The interrogation, be it by the Punjab Police or the CBI, they claim, was relentless. Swaranjeet Kaur recalls being called to the police for day-long questioning sessions. “There were times when we would return so late that our two children would go to sleep on empty stomach.’’ Scared of the police officials at their door, the villagers also started keeping their distance from the couple.
Gora Singh, who had barely seen the whole of Punjab, was summoned to Delhi for a lie-detector test with his wife. Then, he was sent to Gandhinagar in Gujarat for a narco test. “He managed to retain his sanity only because of the almighty, a lesser man would have crumbled,’’ cries his mother. Singh alleges he was tortured, made to lie on slabs of ice. “They gave electric shock to my wife, we had to rush her to the hospital as her uterine cysts burst,’’ he mops at his eyes.

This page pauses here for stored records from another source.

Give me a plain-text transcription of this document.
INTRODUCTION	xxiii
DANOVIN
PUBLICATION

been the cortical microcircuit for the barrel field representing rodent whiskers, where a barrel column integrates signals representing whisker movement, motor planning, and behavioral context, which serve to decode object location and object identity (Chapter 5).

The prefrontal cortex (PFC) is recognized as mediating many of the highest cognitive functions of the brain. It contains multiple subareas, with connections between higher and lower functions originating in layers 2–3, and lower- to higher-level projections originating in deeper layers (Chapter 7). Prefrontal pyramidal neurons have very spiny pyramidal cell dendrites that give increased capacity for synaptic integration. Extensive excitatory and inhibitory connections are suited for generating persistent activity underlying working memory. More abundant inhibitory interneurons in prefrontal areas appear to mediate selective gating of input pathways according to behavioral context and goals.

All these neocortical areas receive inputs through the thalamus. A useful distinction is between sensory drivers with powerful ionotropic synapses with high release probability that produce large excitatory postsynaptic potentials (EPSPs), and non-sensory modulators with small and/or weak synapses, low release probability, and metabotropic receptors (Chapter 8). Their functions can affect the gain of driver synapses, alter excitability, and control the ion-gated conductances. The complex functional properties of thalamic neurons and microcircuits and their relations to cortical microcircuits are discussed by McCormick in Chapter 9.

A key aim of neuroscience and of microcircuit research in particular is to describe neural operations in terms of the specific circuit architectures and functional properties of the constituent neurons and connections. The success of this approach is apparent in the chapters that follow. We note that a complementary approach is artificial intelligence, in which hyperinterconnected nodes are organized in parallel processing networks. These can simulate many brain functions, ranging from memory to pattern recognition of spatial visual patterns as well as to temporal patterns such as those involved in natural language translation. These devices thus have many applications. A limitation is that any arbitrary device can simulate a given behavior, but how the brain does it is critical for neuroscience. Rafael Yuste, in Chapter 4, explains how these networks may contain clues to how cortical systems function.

The incident continues to evoke fear. A family in the Pandit mohalla claims complete ignorance about it. “We don’t step out of our house, we know nothing,’’ says the mother as her two grown-up daughters look stricken. An old man with a flowing beard gets down from his cycle when you stop him but clams up the minute you mention the theft. “It was very sad, but I know nothing.’’
The mention of sacrilege in the Lok Sabha polls worries the locals. “Politicians have appropriated the issue now, they will continue to rake it up when it suits them,’’ rues Gora Singh, who claims neither the Shiromani Gurdwara Parbandhak Committee (SGPC), the Sikh body for the upkeep of gurdwaras, or the radical outfits that carried on dharnas at Bargari village that lasted several months, have ever enquired about the well being of this village or the shrine.
This week, Sikh outfits carried out a “rosh march” from Bargari to Badal village, calling for action against the Badals on the issue of desecration, but villagers from here stayed away. Chief Minister Capt Amarinder Singh also often raises this issue to flog the Akali Dal.
In the flourishing Bargari market fronting the highway, Sukhpreet Singh says there was tremendous anger at the desecration, lots of dharnas and fact-finding too but there has been no outcome. “I can’t see any closure in the future, for politicians won’t let this issue die.’’ Ramesh Kumar, a shopkeeper, agrees. “There is no stability here, they will keep this pot boiling.’’
Back in Burj Jawahar Singh Wala, Sarpanch Hartej Singh is grateful for the peace that has returned to the village. Police officials admit the village had never sought police intervention before this incident. Then Superintendent of Police (SP), detective AS Sandhu says the village had not seen even a case of preventive arrest until that fateful afternoon.
The villagers have had a long history of harmonious co-existence. No one knows the exact year the gurdwara came into existence, but old-timers say it is very old. It’s also the only one shared by all communities unlike many other villages in the Malwa belt that have separate shrines and cremation grounds for the upper castes and Dalits. People who come to worship at the gurdwara also bow at the well-kept mazaar in the same compound. We ask a child to step into it for a picture, but he refuses. ‘’I haven’t covered my head.’’
Sarpanch Hartej Singh, who contested as an independent, says though the mazaar is looked after by the three Muslim families in the village, the entire village takes pride in it and contributes to functions.
The village is slowly returning to normal. The shrine has got a new coat of paint, Gora Singh has been given a new set of rooms on the first floor of the langar hall, and this year, they plan to start gurbani classes for the children once again. From June 1.